Right to Refuse Service: If someone is not insured, hospitals should have the right to refuse service.
If people know they will be turned away, they will get insurance or take the consequences.
Patent Restrictions: Patent laws need to be revised to prohibit making minor changes and renewing patents for extended periods again and again.
Eliminate State Restrictions: Allow any insurance company in any state sell insurance in whatever states they want.
It is logical to expect medical insurance to cost more the older you get, just as with term life insurance.

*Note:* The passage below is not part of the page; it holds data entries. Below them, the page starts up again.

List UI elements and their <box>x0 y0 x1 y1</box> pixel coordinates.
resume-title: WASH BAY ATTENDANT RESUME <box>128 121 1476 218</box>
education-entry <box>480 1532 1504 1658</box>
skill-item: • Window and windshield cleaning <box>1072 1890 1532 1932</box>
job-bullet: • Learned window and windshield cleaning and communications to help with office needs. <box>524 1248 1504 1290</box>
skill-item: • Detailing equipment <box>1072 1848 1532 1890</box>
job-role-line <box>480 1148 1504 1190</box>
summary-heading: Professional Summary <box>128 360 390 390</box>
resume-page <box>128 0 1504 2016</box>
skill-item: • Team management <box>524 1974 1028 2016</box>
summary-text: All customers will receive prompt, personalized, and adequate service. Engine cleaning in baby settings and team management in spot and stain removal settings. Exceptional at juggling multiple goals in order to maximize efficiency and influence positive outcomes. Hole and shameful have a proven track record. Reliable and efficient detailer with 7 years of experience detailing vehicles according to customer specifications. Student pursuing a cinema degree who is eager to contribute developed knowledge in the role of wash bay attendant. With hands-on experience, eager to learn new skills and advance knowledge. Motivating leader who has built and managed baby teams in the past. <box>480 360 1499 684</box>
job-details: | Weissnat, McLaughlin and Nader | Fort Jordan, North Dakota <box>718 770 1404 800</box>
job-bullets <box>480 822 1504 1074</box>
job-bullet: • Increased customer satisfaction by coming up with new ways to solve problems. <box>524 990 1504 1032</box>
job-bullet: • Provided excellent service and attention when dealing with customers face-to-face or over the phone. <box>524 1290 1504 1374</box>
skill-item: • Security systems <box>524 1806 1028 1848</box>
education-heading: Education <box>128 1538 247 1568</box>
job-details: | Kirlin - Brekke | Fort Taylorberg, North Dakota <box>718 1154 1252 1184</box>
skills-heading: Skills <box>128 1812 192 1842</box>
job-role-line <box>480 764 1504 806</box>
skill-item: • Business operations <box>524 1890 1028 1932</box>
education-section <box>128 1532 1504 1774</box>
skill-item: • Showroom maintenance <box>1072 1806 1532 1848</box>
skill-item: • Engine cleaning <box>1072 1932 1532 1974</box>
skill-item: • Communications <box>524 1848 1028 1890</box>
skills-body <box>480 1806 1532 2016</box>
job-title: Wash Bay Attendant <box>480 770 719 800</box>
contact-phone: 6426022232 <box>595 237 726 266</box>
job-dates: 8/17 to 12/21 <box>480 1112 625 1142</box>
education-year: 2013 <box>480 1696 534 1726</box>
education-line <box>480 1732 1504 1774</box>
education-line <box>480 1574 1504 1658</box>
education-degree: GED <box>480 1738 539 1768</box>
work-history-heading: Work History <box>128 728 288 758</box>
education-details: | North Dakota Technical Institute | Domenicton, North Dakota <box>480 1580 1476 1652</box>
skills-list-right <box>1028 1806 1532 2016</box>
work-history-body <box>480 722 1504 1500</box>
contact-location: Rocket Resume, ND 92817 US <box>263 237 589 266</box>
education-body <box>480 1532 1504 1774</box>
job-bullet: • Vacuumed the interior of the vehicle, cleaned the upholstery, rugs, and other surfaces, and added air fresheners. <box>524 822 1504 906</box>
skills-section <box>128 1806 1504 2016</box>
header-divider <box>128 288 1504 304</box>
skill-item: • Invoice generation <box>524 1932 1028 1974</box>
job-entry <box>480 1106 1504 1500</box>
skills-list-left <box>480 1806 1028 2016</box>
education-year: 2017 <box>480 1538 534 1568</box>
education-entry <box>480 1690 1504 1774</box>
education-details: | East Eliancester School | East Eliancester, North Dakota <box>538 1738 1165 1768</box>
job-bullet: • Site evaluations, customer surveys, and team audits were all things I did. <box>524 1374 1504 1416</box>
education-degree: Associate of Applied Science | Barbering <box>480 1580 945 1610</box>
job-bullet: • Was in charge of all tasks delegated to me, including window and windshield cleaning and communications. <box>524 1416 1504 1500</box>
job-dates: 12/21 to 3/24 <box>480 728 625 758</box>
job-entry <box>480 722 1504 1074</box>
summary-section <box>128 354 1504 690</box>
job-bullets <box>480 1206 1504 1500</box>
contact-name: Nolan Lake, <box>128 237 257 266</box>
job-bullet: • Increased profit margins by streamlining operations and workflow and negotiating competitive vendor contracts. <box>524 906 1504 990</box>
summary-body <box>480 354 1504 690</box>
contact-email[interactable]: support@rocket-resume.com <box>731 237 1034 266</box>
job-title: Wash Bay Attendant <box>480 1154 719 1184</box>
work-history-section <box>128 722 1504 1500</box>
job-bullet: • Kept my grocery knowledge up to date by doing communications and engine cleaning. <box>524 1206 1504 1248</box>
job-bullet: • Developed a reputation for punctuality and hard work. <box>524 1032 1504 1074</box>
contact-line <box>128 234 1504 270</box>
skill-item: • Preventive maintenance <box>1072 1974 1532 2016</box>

The one-price-fits-all model of Obamacare introduced massive distortions causing the young and healthy to drop out.
One reader previously proposed a waiting period of 3 years for those who attempt to game the system by opting out of insurance then suddenly wanting it. An alternative is to simply allow the insurer charge much higher rates. Either way, the free market will work if competition is guaranteed and services can be denied. No government rules are necessary, other than allowing the practice.
This would easily work going forward. There is still a debate about those with pre-existing conditions now, under Obamacare rules. What may be best from a free market aspect may not be socially allowable.
What may be best from a free market aspect may not be socially allowable.
Abortions, Birth-Control Pills, Etc.
The government has every reason to stay out of it. If insurance plans want to provide those services they will, if not they won’t.
My plan is fair. Rather than forcing everyone to buy insurance, it provides strong, free-market incentives for everyone to do so.
Customers will have a huge incentive to shop around. In turn, this ensures competition at every point in the system!
My proposals provide significant cost savings opportunities forced on drug providers, allowed by hospitals, allowed by insurers, and encouraged by insureds.